China factor in shipping routes

Malaysia's East Coast Rail Link (ECRL) has long been championed by Prime Minister Najib Razak as a "game-changer" for the economy.

But up until the ground-breaking ceremony last week, this was predicated on its projected effect in linking up the Klang Valley with the underdeveloped eastern states of Pahang, Terengganu and Kelantan.

Now, Datuk Seri Najib is calling the RM55 billion (S$17.5 billion) ECRL project to be built and financed by China "an alternative trade route" for those navigating the busy Strait of Malacca via Singapore.

The 688km track connects the ports of Klang in the west and Kuantan in the east, giving Malaysia a land bridge that hastens the transport of goods between the Pacific and Indian Oceans.

It will be completed only in 2024, and hit a projected 53 million tonnes of cargo per annum in 2030, or less than 10 per cent of what the Port of Singapore handled last year.

Nevertheless, it signals Malaysia's - and also China's - intention to reduce their reliance on Singapore as a key logistics hub for the region.

Analysts say the swift progress of the ECRL shows China's determination to "keep all options open".
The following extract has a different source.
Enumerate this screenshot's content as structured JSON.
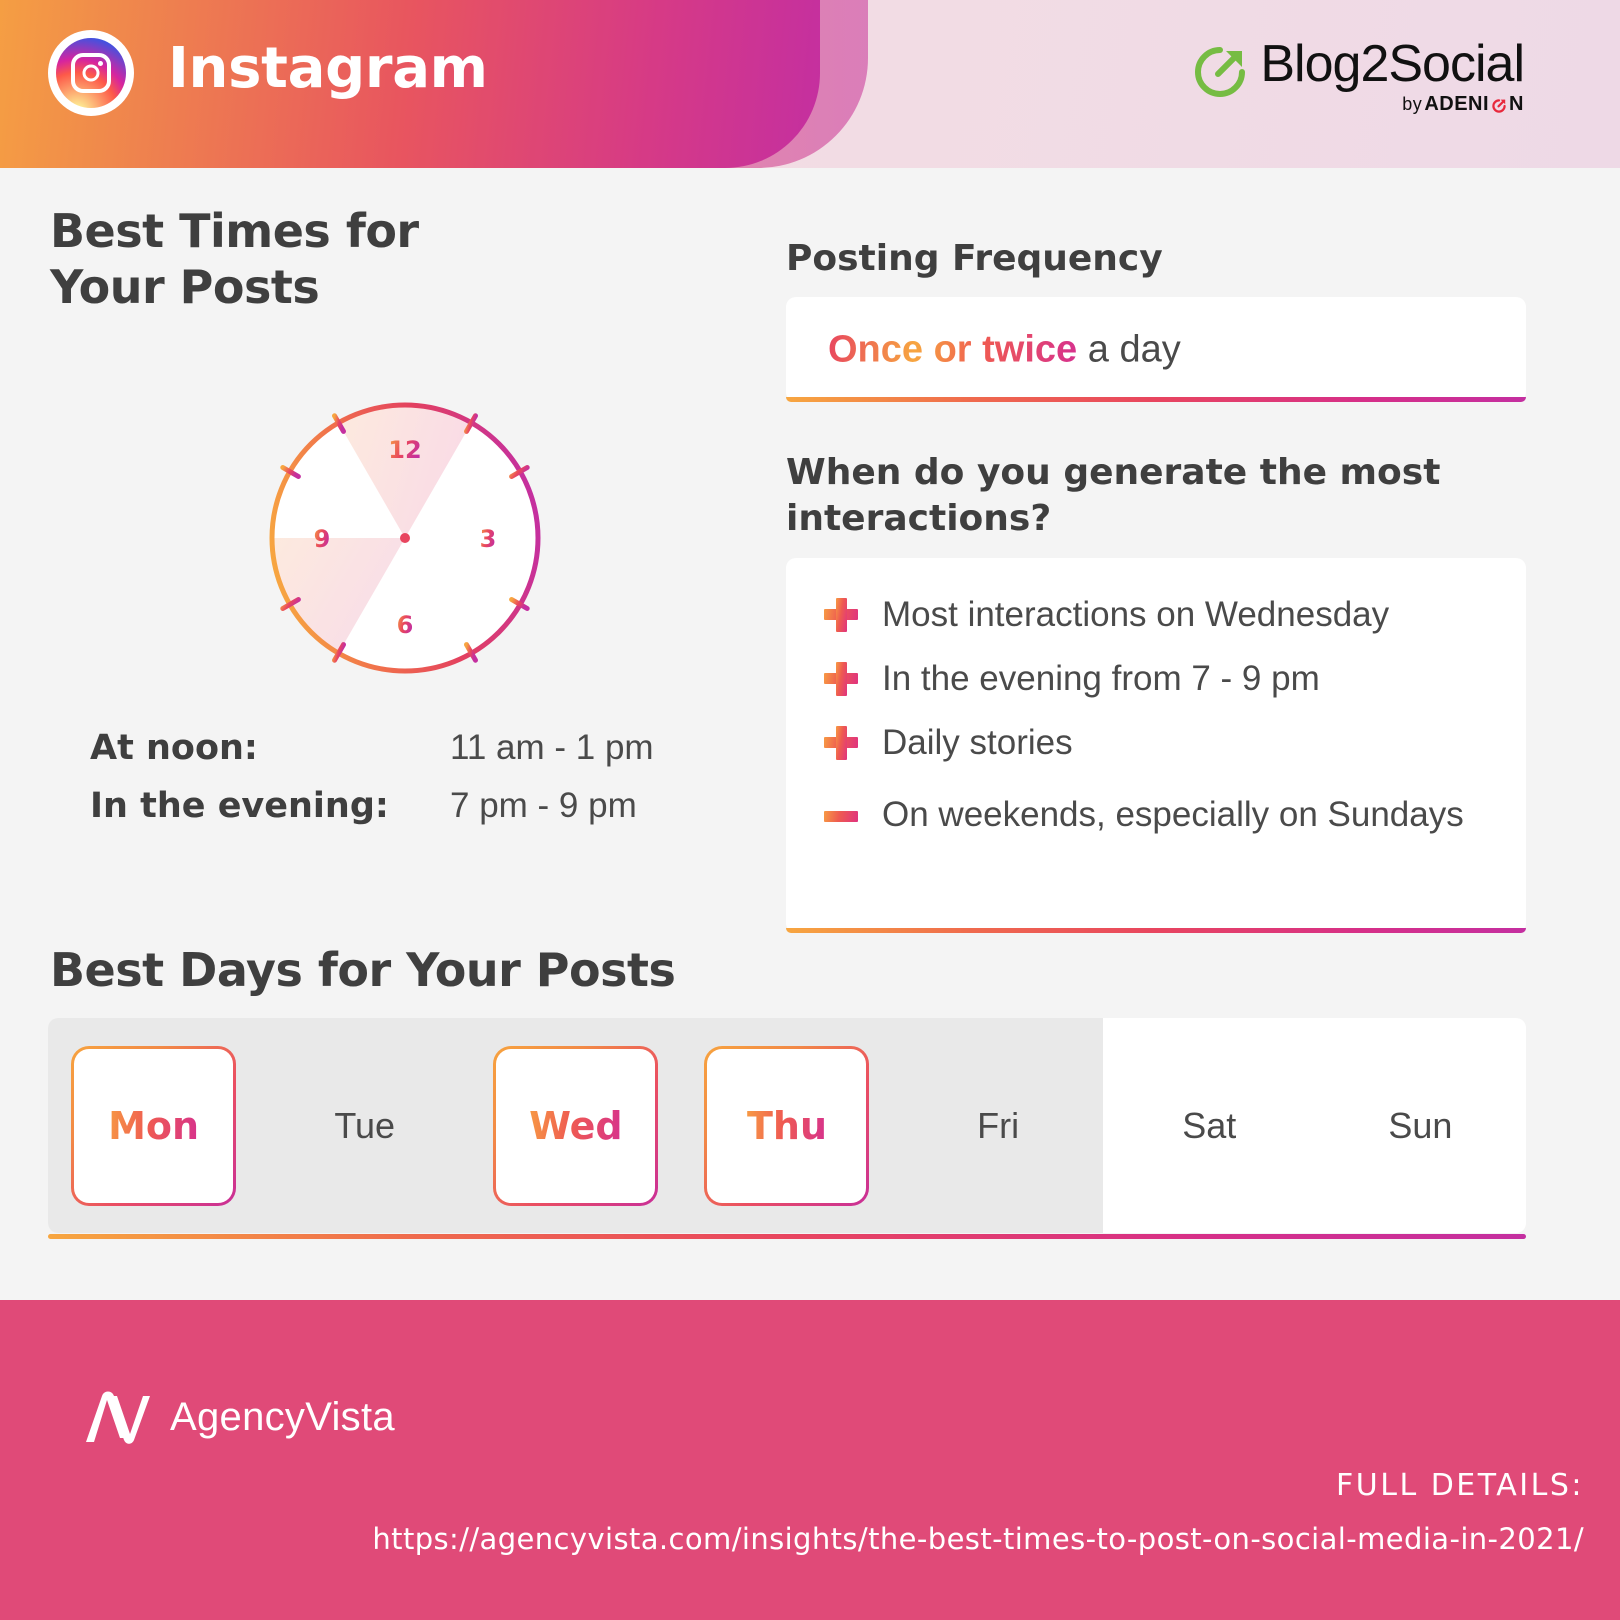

But this is not an "either-or" situation.

Beijing could very well push forward on all its planned solutions to reduce the country's reliance on the Strait of Malacca, or its so-called "Malacca Dilemma".

These include building other ports, rail lines and even gas pipelines facing the Indian Ocean from Thailand to Myanmar, across South Asia and even Eastern Europe.

The combined impact of the moves could deal a heavy blow to Singapore's own ongoing port expansion.